Its 9pm before we leave town. The sun is still up (we will marvel at the amount of light for the whole trip) and we appreciate catching the scenery even though driving so late at night. Shortly out of Palmer the road tracks beside a wide gravel bed river which stretches across a wide valley against a backdrop of spectacular mountains. The Matanuska River. Past place names like Chickaloon. On and up past a view out the right hand side of the Matanuska Glacier spilling out of the mountain ranges, until we top out on a broad plateau covered in Black Spruce and the occasional pond of water. As we climb up to here we stop to take photos on numerous occasions, though in truth we could have stopped more. We pass swimmers at a picturesque lake, swimming late at night but in full light. A couple of moose are spotted grazing on the side of the road and we pull over to have a close look at a porcupine. Which all leads us to a Glennallen stop just after midnight.
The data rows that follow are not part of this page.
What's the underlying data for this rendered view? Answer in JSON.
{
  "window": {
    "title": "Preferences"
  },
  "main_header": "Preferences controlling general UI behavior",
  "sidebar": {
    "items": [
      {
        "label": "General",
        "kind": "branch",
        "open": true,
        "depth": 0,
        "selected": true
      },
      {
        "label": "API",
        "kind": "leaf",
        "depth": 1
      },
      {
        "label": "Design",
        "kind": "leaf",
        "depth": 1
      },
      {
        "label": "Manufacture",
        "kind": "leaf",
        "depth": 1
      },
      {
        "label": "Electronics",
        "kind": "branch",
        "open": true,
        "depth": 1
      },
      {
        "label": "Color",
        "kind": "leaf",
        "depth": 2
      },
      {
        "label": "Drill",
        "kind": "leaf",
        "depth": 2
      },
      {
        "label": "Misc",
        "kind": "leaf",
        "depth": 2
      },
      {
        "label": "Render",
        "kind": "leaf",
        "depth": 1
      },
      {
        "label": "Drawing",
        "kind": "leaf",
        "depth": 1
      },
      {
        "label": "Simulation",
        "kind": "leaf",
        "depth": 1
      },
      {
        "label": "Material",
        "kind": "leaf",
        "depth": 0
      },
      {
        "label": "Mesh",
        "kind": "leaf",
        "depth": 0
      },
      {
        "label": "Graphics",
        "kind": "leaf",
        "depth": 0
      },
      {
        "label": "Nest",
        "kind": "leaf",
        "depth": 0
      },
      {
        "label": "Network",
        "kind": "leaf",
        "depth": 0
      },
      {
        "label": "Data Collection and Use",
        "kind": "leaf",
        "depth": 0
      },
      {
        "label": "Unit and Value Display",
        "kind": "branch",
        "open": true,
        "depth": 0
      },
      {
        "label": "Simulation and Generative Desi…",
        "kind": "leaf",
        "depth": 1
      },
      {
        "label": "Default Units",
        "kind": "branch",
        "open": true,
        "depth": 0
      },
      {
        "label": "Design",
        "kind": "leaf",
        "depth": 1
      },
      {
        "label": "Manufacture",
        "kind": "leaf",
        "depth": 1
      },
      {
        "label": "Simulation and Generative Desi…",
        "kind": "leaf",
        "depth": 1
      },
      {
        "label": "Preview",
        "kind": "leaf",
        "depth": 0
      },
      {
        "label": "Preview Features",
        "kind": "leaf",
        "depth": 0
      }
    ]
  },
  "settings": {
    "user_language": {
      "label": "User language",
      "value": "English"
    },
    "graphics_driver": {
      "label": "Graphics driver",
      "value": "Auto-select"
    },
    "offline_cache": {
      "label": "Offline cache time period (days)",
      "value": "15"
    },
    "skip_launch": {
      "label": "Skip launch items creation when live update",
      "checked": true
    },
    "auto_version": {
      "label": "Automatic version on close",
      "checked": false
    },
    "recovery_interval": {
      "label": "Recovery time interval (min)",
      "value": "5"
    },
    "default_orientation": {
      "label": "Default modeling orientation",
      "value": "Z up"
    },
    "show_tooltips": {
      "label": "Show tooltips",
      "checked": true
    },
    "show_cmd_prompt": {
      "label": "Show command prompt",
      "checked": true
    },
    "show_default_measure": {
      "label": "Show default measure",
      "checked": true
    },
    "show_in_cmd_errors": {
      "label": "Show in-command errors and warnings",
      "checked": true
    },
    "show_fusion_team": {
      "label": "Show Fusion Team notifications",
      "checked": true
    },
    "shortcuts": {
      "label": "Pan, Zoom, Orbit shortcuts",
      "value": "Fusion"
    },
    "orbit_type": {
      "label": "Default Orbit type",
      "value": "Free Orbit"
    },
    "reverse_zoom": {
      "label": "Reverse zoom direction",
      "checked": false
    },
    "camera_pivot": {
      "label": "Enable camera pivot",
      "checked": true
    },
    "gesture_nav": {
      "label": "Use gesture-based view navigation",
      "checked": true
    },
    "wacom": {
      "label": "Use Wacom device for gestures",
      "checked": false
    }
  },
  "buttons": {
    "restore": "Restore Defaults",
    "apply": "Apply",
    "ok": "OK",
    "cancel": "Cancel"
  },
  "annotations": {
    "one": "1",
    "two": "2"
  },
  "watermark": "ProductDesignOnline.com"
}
Glennallen sits on a T junction. Turn left to go to Fairbanks. Turn right and go to Valdez. We pull into a servo (gas station) as much as for a pit stop as to get bearings. In the strange half light about half a dozen RVs are pulled in, refuelling. The bugs are thick and the air cool and after gathering everyone up from a service station at which nothing is purchased we push the 14 miles down the road to Copper Centre. We dropped everyone at King for a Day campsite, which sits on a glacial bolder delta alongside the Klutina River which boils and rushes past. It might be midnight but campers are sitting beside small fires talking. Some are out fishing. In this land of the midnight sun no-one seems to want to go to bed. We cant find the actual site we have been allocated (We eventually find a reference to our booking on a white board at the ‘office’) but there seem to be plenty of vacant sites so we simply grab and settle for the first one we land on. There is plenty of space but the ground is lumpy and takes a little bit of prepping. We help set up tents and once we are happy everyone is settled we drive back up the road to Brad and Ramona who greet us at the front door at 1:15 in the morning. It’s been a spectacularly long day which really started in Sydney all that time ago. But we enjoy spending time talking with Brad and Ramona and wander out to the edge of their property which overlooks the Klutina River below and the campsite where we can see the other van and some of our tents scattered in among the cottonwood. When I finally lie down to sleep it is dreamless unconsciousness that grabs me.